A California court ruled that an employer could not access employee text messages without the employee’s permission if it paid an outside service to send the messages. City of Ontario v. Quon, 529 F. 3d 892 (2008) The employer appealed and the U.S. Supreme Court has agreed to hear the case.

So, how far can an employer go when monitoring employee communications? Social networking sites have privacy settings, allowing users to restrict access to parts of their sites. Employers that obtain passwords or access to private sections of social networking sites without the employee’s permission may be subject to invasion of privacy charges.

Employees as well should know how to protect private portions of their sites.
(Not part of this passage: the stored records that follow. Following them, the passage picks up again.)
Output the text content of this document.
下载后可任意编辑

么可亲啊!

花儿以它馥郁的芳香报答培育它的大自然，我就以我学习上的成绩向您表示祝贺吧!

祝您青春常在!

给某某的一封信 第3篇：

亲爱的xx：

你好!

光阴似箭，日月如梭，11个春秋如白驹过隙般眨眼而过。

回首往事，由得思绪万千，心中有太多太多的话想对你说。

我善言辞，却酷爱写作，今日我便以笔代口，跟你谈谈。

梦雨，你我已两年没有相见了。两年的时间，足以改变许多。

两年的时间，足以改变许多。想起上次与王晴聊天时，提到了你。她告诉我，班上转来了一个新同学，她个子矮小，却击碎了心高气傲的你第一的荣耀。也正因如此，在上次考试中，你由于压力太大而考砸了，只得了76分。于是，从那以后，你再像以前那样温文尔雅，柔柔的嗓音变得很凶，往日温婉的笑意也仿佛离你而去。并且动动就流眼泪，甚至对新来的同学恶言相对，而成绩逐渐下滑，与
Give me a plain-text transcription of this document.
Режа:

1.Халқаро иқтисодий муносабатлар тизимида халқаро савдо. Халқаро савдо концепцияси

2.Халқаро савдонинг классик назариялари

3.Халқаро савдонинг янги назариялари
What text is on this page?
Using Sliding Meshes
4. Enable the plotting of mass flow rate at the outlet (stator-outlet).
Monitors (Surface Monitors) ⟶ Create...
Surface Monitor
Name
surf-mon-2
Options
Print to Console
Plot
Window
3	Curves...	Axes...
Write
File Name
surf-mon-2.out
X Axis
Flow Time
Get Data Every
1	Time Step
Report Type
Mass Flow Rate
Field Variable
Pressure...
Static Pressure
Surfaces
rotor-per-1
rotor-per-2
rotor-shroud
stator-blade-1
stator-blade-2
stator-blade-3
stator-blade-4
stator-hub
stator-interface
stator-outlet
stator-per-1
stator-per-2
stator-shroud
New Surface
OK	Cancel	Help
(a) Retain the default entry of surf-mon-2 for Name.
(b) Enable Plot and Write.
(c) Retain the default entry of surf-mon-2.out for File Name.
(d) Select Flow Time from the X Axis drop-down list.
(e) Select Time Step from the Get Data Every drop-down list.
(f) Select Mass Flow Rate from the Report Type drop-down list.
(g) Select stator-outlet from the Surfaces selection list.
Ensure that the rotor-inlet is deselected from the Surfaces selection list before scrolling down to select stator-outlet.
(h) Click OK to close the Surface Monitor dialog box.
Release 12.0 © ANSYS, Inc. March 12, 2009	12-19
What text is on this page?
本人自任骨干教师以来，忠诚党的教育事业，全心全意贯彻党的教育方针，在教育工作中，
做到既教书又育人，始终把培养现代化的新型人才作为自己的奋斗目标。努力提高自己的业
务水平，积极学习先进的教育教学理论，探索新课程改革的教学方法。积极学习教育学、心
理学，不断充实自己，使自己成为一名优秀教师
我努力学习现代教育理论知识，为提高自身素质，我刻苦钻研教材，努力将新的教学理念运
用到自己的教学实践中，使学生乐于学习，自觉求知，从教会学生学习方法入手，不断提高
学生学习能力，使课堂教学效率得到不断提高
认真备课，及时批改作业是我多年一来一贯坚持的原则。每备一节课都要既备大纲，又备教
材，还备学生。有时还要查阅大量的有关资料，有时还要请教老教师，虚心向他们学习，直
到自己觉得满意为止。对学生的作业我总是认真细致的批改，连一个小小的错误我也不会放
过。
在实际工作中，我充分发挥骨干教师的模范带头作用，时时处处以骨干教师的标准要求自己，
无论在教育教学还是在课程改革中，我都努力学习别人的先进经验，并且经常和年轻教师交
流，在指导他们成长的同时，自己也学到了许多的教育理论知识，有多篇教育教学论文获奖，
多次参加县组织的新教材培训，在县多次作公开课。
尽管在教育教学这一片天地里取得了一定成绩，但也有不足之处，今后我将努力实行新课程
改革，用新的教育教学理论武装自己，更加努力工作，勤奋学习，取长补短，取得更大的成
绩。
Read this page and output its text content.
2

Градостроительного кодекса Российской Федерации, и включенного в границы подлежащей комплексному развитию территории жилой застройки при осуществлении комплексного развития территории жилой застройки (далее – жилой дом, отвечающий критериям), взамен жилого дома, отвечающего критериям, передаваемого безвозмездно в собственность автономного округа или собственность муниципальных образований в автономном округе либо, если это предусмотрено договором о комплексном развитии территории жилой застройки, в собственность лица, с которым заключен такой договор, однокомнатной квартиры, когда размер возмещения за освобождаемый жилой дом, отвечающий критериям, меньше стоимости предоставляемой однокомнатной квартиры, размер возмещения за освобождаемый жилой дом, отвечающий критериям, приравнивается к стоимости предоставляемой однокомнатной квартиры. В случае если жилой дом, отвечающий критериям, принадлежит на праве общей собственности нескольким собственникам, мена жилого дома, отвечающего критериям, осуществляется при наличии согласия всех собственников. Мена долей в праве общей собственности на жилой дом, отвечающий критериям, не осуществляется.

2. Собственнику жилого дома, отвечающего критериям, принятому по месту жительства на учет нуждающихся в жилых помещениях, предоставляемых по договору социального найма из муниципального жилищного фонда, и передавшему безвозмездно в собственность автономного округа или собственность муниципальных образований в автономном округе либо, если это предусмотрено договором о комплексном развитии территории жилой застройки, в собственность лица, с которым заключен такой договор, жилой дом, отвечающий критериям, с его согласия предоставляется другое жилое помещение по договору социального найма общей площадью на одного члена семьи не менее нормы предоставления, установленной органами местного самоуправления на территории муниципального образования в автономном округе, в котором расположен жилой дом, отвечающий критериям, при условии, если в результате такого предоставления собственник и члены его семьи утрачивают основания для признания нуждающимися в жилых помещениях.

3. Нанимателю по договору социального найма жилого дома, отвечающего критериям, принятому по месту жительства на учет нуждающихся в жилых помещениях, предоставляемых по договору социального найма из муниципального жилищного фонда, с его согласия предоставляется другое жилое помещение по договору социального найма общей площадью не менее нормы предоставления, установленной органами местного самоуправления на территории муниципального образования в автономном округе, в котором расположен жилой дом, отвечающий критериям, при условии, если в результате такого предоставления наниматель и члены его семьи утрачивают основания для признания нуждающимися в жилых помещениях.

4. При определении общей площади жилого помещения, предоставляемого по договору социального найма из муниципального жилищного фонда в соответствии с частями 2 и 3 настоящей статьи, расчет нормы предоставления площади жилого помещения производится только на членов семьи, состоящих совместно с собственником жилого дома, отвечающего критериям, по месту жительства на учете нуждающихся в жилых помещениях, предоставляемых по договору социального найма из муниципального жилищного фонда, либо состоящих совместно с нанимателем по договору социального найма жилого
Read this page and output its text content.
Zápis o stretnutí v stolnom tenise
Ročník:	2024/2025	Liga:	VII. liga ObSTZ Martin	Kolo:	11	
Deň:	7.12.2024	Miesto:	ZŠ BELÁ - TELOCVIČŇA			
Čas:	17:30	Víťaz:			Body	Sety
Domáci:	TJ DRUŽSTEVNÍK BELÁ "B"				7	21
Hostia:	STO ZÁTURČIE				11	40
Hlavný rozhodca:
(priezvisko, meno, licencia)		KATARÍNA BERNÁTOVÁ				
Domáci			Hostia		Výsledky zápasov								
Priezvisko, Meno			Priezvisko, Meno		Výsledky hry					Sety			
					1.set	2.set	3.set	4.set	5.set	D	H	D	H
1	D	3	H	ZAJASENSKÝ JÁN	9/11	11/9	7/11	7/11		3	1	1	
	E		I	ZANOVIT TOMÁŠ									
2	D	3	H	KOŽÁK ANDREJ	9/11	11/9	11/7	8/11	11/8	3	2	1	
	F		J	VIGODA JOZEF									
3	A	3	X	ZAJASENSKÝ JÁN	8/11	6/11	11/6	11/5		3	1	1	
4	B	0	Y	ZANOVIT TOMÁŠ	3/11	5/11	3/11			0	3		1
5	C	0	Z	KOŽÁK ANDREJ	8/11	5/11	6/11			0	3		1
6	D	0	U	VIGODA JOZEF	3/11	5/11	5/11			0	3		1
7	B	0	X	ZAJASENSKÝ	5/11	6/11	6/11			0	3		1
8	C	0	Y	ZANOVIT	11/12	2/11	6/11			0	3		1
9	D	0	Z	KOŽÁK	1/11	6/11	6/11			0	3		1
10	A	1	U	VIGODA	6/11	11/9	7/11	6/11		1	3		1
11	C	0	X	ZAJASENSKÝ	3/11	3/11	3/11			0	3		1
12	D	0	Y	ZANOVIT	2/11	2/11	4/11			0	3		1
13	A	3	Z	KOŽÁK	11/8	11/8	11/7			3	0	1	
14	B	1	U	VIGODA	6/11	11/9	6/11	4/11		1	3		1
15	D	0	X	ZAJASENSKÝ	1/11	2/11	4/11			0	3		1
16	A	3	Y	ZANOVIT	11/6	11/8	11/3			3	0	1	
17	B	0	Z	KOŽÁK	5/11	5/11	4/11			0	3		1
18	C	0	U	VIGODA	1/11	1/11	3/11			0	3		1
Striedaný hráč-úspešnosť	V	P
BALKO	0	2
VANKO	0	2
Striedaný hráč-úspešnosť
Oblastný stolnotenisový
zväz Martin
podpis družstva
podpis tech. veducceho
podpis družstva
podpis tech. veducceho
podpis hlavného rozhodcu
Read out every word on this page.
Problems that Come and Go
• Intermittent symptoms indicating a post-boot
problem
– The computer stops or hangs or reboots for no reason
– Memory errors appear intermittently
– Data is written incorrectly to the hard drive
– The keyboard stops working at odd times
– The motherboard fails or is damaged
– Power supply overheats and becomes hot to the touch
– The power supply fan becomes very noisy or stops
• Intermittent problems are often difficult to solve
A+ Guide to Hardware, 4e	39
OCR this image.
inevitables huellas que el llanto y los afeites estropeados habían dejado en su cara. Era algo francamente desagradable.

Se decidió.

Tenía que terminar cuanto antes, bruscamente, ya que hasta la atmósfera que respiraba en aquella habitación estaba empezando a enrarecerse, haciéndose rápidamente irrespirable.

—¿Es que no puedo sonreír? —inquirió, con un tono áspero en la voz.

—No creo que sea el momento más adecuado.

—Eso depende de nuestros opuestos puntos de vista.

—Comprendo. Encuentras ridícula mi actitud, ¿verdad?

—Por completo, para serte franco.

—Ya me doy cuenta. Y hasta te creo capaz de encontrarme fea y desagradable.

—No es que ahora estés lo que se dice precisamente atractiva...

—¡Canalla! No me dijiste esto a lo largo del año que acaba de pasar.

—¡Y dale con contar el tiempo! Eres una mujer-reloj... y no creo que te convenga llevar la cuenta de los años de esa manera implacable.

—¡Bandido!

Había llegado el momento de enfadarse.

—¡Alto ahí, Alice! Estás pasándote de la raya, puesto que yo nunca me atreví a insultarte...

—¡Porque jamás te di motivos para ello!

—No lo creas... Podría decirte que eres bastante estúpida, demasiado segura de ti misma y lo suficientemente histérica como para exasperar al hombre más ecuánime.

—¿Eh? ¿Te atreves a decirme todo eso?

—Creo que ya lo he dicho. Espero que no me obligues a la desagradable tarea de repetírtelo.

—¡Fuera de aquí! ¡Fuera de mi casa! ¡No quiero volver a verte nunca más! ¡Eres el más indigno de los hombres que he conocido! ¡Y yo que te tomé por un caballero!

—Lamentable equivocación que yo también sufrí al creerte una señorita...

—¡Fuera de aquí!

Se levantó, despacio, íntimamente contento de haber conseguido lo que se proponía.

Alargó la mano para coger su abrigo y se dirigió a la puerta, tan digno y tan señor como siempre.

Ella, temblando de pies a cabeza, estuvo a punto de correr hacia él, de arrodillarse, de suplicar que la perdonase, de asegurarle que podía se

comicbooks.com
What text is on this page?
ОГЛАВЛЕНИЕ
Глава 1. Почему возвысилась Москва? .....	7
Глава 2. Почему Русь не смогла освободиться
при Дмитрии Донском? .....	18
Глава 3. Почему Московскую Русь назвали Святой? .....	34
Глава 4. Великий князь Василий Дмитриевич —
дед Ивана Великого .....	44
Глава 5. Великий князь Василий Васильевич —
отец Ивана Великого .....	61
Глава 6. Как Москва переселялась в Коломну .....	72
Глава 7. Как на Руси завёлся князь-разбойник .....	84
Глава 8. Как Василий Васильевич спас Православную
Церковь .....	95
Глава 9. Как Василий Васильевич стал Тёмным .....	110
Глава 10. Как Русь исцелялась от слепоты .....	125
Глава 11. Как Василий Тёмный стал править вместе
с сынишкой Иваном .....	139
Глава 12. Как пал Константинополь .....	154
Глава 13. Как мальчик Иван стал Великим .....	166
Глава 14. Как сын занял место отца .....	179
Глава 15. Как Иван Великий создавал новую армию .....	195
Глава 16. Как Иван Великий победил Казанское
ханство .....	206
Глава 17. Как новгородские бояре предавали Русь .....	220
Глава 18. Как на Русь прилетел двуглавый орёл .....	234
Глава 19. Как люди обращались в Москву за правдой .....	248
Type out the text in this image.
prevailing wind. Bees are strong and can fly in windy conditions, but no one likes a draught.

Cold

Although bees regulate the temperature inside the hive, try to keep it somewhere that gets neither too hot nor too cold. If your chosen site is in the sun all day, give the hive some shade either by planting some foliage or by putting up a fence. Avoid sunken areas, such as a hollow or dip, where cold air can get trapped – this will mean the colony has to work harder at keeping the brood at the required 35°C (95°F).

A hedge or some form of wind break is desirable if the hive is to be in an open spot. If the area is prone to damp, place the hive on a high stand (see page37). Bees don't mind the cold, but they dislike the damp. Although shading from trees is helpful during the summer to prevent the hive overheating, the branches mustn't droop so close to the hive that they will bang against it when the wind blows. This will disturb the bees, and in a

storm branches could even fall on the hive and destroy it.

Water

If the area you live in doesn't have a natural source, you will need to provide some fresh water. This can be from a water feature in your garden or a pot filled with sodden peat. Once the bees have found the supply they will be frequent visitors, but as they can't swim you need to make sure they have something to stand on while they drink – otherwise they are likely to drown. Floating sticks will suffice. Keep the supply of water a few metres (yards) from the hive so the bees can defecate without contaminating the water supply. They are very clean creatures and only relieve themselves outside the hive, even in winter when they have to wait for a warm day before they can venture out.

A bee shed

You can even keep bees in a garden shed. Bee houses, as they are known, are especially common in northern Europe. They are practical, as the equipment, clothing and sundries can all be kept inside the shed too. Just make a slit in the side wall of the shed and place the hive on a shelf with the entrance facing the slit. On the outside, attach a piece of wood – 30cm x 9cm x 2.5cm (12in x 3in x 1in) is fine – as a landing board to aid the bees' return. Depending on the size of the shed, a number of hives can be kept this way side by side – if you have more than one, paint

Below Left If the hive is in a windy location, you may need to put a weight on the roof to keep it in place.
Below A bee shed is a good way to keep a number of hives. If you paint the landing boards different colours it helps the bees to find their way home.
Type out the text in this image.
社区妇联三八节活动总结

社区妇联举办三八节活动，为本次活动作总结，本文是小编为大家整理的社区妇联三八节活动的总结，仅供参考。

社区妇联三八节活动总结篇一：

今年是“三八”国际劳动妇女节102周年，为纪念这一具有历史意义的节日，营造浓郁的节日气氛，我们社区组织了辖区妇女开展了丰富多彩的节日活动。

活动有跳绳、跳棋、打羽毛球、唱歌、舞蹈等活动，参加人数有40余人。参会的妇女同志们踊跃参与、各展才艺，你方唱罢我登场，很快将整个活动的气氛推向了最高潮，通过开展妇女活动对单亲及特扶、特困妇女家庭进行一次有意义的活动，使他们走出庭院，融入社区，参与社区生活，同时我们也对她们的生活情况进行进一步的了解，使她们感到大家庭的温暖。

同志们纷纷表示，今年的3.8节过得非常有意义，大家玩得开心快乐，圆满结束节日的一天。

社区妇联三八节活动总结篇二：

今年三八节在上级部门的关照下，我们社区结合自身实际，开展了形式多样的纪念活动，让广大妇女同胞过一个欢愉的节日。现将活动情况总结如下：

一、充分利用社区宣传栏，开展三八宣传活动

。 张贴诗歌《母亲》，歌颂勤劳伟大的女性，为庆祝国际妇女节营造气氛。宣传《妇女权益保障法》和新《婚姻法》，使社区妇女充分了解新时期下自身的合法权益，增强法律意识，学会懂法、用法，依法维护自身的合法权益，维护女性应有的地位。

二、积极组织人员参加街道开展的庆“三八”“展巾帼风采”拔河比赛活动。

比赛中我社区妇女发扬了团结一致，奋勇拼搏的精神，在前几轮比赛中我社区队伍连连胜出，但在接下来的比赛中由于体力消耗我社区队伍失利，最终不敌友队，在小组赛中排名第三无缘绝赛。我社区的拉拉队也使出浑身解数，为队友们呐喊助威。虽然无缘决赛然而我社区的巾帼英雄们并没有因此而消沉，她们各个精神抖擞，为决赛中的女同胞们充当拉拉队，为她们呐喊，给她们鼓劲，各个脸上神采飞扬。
For instance, an employee who reveals a disability on Facebook may not want a current or prospective employer to know that. Employers that stumble on such information probably should not act on it. Some plaintiffs’ attorneys argue that seeking personal disability information about a current or prospective employee on the Internet is the same as asking about a disability during an interview. The ADA bars such inquiries.

How should employers handle communication on their employees’ own time and equipment? While your options are limited, here are some guidelines:

  • Employees must never claim to represent the company in electronic communications unless they have express instructions to do so.
  • Employees should be reminded they are not authorized to release confidential information or trade secrets when using social media.
  • Employees should understand that even though they may discuss working conditions, criticisms of bosses and co-workers could be potentially libelous or harassing. Even in social networking, a “just the facts” approach works best as long as those facts aren’t company secrets.